Een oude vrouw, ze loopt gebogen langs de weg. Hier en daar sprokkelt ze een beetje hout bij elkaar. Om straks, thuis, een vuurtje te kunnen maken. Ze heeft nog een klein restje olie en nog een klein beetje meel. Op dat vuurtje kan ze voor haar en haar zoon nog net een klein broodje bakken. Daar kunnen ze samen nog één keer van eten en dan hebben ze niets meer en zullen ze dood gaan van de honger.

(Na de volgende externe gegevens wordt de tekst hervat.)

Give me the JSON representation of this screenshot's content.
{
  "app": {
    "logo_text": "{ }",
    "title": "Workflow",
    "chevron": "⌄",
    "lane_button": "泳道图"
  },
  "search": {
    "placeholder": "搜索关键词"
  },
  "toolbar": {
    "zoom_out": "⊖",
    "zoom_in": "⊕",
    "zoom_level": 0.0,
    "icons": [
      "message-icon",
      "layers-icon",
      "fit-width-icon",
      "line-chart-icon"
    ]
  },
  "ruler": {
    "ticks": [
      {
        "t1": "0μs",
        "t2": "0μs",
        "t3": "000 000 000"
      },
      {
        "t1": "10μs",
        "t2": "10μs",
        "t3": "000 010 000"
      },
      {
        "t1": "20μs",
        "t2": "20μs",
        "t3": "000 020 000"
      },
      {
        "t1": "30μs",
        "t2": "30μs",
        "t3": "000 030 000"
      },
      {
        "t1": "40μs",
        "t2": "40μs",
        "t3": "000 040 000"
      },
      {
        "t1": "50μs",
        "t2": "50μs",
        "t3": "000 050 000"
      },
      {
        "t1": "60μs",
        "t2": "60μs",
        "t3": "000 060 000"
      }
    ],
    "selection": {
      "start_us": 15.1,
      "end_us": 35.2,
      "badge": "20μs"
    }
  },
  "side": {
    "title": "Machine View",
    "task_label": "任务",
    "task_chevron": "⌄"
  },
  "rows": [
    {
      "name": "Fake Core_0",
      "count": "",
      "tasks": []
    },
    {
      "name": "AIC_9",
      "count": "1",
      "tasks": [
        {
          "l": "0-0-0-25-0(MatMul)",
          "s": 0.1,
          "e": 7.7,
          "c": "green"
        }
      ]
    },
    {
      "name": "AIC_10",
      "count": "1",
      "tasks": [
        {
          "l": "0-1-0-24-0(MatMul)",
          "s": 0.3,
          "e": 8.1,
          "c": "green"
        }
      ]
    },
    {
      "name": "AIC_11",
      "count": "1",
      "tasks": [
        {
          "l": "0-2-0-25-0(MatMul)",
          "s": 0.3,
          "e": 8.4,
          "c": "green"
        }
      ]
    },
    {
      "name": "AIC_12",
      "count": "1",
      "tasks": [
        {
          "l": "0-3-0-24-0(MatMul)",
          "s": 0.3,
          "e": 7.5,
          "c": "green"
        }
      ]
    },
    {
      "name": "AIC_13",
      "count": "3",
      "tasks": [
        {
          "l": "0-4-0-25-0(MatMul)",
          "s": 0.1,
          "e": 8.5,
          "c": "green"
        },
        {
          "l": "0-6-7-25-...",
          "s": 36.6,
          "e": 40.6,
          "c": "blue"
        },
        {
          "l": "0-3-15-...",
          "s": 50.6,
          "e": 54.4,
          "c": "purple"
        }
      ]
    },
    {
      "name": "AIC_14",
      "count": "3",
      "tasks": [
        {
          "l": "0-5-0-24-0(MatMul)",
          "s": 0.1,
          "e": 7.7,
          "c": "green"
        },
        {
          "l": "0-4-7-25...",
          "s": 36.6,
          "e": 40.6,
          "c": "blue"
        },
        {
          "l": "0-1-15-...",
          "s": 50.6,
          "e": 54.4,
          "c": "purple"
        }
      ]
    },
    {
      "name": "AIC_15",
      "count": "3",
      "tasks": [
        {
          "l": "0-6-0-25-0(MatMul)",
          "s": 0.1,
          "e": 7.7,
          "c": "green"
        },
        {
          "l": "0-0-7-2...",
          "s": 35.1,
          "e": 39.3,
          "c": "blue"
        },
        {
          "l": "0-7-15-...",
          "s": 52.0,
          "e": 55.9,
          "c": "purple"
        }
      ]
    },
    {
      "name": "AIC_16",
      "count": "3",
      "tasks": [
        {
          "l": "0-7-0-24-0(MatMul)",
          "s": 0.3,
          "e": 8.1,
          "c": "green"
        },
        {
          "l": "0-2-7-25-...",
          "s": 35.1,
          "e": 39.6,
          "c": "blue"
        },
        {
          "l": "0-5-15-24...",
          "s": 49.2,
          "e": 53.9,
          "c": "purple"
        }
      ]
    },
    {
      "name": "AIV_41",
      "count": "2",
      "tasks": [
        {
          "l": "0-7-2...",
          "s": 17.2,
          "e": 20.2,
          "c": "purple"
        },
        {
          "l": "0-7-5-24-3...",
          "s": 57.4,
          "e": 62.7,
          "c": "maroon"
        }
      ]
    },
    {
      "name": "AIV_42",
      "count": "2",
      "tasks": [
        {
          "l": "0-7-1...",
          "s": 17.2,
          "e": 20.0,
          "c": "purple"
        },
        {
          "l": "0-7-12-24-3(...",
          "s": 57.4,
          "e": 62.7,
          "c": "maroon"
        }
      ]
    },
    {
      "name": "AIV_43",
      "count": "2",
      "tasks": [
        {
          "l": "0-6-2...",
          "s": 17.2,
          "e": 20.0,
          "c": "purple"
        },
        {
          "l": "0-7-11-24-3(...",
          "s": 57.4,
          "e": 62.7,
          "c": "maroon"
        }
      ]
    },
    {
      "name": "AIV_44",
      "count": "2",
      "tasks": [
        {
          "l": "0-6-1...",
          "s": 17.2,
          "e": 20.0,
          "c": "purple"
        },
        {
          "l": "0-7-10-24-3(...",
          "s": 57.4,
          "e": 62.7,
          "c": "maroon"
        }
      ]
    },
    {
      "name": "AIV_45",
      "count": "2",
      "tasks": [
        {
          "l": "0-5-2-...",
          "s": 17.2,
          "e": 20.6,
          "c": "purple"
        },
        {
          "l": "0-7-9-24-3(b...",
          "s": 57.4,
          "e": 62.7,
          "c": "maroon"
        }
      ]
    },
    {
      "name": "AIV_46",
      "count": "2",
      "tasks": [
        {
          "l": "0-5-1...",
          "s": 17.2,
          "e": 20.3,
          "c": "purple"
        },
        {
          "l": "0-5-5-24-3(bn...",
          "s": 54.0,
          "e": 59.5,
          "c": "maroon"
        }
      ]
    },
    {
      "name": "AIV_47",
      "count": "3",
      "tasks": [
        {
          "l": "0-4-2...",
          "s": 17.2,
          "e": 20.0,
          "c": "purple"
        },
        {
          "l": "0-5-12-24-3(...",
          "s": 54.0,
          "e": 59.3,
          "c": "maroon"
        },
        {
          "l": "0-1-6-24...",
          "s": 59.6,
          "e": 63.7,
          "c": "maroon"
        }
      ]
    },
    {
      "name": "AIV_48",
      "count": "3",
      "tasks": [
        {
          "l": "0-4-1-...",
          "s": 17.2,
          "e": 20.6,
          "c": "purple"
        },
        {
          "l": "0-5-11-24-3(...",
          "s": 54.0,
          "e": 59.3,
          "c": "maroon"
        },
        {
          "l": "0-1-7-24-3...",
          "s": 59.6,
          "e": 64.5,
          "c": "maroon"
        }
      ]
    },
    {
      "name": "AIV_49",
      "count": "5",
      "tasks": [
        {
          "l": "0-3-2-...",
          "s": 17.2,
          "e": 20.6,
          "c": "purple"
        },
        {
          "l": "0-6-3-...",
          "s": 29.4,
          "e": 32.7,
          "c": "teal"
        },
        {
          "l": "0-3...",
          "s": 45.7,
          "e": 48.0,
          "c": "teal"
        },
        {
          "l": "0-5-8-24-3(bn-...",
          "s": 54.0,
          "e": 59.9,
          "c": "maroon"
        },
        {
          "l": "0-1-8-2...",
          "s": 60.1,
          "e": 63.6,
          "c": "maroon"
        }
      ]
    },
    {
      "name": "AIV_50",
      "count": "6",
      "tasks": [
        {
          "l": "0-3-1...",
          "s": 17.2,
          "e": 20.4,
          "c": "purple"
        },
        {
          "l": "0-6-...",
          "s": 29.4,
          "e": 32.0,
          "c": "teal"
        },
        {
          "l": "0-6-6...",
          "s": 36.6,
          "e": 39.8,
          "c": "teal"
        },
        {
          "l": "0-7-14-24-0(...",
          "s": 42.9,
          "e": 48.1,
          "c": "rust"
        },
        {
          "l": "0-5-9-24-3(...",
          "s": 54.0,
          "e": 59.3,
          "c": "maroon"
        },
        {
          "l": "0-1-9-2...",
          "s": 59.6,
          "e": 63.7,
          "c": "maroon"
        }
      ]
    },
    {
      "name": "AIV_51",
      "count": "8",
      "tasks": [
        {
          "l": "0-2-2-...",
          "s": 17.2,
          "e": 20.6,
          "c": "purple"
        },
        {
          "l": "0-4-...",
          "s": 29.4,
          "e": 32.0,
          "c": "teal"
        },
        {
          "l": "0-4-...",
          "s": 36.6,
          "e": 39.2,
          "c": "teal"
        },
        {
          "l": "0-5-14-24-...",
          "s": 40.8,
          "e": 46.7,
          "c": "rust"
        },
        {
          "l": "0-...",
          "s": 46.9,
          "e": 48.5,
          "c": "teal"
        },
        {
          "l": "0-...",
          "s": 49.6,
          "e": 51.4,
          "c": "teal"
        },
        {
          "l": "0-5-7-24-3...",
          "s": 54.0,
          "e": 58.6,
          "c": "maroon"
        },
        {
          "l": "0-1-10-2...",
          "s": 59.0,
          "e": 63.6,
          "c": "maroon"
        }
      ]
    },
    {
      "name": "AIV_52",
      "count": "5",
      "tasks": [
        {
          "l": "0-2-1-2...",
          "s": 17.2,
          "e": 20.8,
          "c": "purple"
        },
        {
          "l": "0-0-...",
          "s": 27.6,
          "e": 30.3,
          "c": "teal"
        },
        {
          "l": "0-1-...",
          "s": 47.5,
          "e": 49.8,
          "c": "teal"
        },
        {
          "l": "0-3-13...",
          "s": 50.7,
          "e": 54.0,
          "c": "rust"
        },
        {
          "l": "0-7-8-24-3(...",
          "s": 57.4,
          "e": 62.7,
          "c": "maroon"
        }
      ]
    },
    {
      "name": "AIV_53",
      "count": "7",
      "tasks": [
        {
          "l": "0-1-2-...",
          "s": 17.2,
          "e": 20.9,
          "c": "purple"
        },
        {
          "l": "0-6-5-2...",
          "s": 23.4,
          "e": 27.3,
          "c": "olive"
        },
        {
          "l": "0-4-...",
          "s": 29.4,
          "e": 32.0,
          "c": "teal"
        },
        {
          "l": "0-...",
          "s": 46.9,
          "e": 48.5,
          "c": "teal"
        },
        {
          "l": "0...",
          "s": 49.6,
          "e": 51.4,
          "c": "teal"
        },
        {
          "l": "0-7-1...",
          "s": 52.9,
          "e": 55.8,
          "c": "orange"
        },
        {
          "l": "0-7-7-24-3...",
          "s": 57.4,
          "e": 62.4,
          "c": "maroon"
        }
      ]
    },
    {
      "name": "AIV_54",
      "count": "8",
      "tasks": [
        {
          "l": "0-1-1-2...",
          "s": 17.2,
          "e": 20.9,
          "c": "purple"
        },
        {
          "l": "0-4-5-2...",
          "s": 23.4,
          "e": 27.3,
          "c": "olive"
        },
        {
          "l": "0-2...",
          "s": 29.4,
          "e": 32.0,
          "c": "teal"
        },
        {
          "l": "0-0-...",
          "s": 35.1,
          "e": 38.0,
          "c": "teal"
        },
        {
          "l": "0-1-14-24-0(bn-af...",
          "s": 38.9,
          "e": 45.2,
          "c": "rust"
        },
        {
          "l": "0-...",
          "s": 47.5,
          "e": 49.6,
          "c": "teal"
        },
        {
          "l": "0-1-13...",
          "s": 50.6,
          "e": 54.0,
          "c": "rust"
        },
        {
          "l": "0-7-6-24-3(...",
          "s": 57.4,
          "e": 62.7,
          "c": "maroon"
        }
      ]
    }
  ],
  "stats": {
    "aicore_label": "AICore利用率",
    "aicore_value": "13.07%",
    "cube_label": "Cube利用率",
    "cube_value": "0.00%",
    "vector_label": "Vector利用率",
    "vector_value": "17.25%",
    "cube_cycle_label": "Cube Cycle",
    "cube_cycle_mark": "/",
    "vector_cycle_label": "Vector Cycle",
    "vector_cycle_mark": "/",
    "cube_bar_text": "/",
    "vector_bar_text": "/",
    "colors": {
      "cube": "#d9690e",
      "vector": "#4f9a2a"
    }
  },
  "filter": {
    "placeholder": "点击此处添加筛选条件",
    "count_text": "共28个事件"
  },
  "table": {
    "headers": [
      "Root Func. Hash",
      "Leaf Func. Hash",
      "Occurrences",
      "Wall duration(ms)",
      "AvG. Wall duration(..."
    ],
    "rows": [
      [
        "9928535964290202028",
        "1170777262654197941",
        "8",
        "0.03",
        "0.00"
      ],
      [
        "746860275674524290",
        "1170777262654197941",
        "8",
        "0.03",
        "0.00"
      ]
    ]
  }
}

Omdat er niemand is die voor ze zorgt. Dan klopt er een man aan en vraagt of ze wat water voor hem heeft en wat te eten. Een vreemdeling, uit een ander land, hij ziet er vreemd uit. Hij drukt zich gebrekkig uit in haar taal. Ze kijkt naar hem en zegt dat ze hem niets te eten kan geven, omdat ze zelf nog net genoeg heeft. Als je mij te eten geeft, zegt de man, zal je olie en je meel niet opraken. Ze gelooft de man, wat heeft ze te verliezen? Ze bakt een brood voor hem en ziet dan hoe dat beetje olie en meel dat ze nog heeft niet minder wordt. Elke dag kan ze een brood bakken. Haar geloof in die man geeft haar weer een toekomst, perspectief. Het is een verhaal dat je tegen kunt komen in de bijbel. De man die dat laatste broodje van die vrouw kreeg was de profeet Elisa. Het verhaal laat zien hoe God voor jou zorgt. Ik moest denken aan de Here Jezus zelf, die met maar vijf broodjes en twee visjes een menigte van meer dan vijfduizend mensen te eten gaf. En toen iedereen verzadigd was bleef er meer over dan waar Hij mee begon.
Jezus roept ons op de naaste zijn van elk mens dat op je pad komt en je nodig heeft. Jezus gaat nog verder, Hij vereenzelvigd zich met de vreemdeling. En wat doen wij? We gaan een theologische discussie aan over wie die vreemdeling dan wel mag zijn. En we maken ruzie over wie we wel en wie we niet moeten helpen en huisvesten. Wie een echte vluchteling is en wie een vreemdeling is. Je kunt toch niet iedereen helpen en we hebben zelf overal al zo weinig van. We kijken elkaar beschuldigend aan over wie eigenlijk verantwoordelijk is voor de opvang van al die mensen. Wat zou er gebeuren als we een voorbeeld zouden nemen aan die oude vrouw, die het weinige dat ze had aan een ander gaf. Als we ons samen verantwoordelijk zouden voelen, mensen hartelijk verwelkomen en samen zouden geven van wat we hebben aan wie ons er om vraagt. Eten, drinken, huisvesting, een beetje geluk, een toekomst met perspectief. In het vertrouwen dat God voor je zorgt. Zou dat ons en onze samenleving ook weer een ander perspectief kunnen geven?
De vreemdeling, de vluchteling, de gelukzoeker. Hoe je ze ook noemen wilt, ze zijn je naaste. Als je ze goed in de ogen kijkt, kun je zomaar de Here Jezus herkennen. Laten we er voor waken dat we Hem niet zomaar weg sturen.